When I use the above code and output the result, I see ‘‘å¦Hä1/2K’’: ‘how’’ in the ids_tokens, and I’m confused, so I debug tokenizer.decode() and want to see how ‘å¦Ĥä1/2K’ is converted to ‘how’,
But I see that there is no implementation of decode() in transformersmodelstokenization_qwen2_fast.py, and there is no implementation of _decode(), how can I check the implementation of tokenizer.decode().
Thank you in advance🤗
As is the case with most libraries, class inheritance is in place here so that methods and elements of the inherited class are also available. That means you have to go back and debug parent classes and even more parent classes. Like this.

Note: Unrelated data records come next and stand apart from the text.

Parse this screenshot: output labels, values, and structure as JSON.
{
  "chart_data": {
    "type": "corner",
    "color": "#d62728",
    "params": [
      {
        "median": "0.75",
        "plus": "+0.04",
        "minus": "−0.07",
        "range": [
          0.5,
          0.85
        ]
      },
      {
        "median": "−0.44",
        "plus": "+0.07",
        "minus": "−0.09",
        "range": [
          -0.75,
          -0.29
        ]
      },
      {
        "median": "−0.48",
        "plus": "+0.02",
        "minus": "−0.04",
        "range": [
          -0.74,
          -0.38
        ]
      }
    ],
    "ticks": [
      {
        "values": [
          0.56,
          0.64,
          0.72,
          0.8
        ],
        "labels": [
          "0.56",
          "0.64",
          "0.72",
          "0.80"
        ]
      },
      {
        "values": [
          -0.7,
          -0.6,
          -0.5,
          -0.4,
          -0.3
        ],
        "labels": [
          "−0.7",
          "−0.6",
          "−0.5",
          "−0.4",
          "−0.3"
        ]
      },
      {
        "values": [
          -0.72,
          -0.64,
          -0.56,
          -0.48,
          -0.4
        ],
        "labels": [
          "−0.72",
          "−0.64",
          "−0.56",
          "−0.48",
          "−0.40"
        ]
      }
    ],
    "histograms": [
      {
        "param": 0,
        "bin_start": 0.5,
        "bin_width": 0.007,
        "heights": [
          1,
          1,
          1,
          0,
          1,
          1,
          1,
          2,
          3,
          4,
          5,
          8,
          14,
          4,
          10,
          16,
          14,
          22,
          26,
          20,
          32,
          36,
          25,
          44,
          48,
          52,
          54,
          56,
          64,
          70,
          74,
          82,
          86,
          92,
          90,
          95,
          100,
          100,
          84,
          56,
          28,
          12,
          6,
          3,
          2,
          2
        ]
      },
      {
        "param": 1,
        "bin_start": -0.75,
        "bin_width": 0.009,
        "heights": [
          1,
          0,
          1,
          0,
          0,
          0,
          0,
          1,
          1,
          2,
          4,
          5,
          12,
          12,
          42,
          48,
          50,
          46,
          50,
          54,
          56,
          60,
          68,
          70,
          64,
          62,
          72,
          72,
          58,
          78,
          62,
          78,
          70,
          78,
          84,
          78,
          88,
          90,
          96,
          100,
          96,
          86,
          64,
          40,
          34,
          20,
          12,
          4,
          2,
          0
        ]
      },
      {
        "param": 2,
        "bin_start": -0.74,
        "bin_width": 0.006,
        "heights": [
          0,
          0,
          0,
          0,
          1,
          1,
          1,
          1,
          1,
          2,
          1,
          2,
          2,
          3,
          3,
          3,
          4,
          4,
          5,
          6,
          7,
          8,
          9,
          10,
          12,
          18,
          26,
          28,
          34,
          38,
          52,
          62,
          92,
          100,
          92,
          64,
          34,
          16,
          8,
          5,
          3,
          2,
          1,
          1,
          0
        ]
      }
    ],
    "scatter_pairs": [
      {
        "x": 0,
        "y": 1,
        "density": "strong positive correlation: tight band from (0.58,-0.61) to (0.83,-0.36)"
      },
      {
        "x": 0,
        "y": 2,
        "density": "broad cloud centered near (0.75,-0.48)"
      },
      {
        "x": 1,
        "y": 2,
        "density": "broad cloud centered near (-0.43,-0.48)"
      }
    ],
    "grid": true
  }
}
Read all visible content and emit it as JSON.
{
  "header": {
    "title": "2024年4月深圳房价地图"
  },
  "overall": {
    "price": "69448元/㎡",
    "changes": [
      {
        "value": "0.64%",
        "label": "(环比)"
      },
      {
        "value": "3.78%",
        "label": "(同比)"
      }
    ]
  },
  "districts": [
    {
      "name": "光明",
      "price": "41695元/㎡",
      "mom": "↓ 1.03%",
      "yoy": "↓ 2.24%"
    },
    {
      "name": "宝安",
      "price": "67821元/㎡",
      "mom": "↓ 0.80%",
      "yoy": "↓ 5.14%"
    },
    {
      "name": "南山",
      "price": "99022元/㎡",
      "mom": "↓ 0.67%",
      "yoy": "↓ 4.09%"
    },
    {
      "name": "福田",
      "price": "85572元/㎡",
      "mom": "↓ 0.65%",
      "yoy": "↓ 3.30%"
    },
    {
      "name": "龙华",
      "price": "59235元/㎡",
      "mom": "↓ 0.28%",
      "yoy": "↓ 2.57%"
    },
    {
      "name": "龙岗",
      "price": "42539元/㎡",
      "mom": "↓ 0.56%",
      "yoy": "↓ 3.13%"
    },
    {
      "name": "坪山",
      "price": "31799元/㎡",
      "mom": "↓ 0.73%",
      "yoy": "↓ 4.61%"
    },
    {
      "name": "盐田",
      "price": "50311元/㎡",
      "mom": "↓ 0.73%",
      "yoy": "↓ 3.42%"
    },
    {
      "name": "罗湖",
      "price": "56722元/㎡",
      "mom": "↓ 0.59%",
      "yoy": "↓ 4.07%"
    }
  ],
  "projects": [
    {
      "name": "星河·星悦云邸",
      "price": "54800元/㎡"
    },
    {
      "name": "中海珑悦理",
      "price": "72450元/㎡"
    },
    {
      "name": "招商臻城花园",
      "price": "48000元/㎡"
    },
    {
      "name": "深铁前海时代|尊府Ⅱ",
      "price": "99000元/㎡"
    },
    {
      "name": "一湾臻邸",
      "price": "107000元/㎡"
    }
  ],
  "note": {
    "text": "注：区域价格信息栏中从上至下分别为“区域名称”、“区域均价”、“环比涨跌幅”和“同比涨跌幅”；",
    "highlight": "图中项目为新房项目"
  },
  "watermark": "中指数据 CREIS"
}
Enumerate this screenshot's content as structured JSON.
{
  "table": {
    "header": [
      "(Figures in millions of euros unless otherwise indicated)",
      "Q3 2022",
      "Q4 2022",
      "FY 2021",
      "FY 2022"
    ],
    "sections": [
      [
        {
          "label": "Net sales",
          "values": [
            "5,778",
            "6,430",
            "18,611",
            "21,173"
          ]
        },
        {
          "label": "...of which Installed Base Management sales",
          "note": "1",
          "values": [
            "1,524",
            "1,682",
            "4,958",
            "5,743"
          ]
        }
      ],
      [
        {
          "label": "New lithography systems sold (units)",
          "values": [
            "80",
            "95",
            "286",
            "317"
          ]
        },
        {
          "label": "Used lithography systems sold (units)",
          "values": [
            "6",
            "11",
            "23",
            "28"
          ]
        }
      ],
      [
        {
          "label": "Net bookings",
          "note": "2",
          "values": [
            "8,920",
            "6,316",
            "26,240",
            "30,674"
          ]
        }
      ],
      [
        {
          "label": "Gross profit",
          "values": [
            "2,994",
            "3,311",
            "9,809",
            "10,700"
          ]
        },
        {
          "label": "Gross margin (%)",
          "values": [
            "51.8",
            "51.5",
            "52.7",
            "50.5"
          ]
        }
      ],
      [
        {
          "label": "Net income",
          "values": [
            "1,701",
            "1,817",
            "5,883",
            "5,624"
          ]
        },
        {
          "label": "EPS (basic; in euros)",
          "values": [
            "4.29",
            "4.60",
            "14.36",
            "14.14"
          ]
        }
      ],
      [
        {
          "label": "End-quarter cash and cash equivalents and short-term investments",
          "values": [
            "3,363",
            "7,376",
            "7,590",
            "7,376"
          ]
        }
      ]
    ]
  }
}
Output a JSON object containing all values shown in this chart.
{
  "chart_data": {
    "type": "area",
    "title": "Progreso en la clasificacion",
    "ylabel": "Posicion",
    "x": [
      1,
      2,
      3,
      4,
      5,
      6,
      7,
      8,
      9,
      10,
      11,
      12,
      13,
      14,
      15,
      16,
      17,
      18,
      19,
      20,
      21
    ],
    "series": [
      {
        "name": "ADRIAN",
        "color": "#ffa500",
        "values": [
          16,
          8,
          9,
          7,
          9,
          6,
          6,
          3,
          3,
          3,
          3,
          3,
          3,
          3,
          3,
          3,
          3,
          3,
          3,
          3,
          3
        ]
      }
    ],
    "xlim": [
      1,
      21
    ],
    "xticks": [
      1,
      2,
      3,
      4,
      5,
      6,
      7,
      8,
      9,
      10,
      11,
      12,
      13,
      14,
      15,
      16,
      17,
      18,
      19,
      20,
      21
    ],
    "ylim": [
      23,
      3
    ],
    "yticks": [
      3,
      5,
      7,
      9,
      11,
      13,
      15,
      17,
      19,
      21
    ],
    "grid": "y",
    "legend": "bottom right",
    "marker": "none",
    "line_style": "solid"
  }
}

# https://github.com/huggingface/transformers/blob/main/src/transformers/models/qwen2/tokenization_qwen2_fast.py
class Qwen2TokenizerFast(PreTrainedTokenizerFast):
# https://github.com/huggingface/transformers/blob/main/src/transformers/tokenization_utils_fast.py
class PreTrainedTokenizerFast(PreTrainedTokenizerBase):
…
Maybe, but it’s faster to go find a code that is working well, find the difference between it and your code, and then do some trial and error. It could be a model-dependent problem. In this case, I wonder if the decoding part is suspect.
I don’t even know what the correct code is.
It shouldn’t be a character code issue like it used to be, but there is a slight quirkiness to each tokenizer.
Thank you so much!
I looked at the parent class and didn’t find an implementation of _decode(), only found an unimplemented _decode() in SpecialTokensMixin() of PreTrainedTokenizerBase(SpecialTokensMixin, PushToHubMixin) with the following code:
You trace back to that further parent classes. You’ll get to the ancestor class someday.
There may be a nice feature on github, but I don’t use it, so I don’t know about it.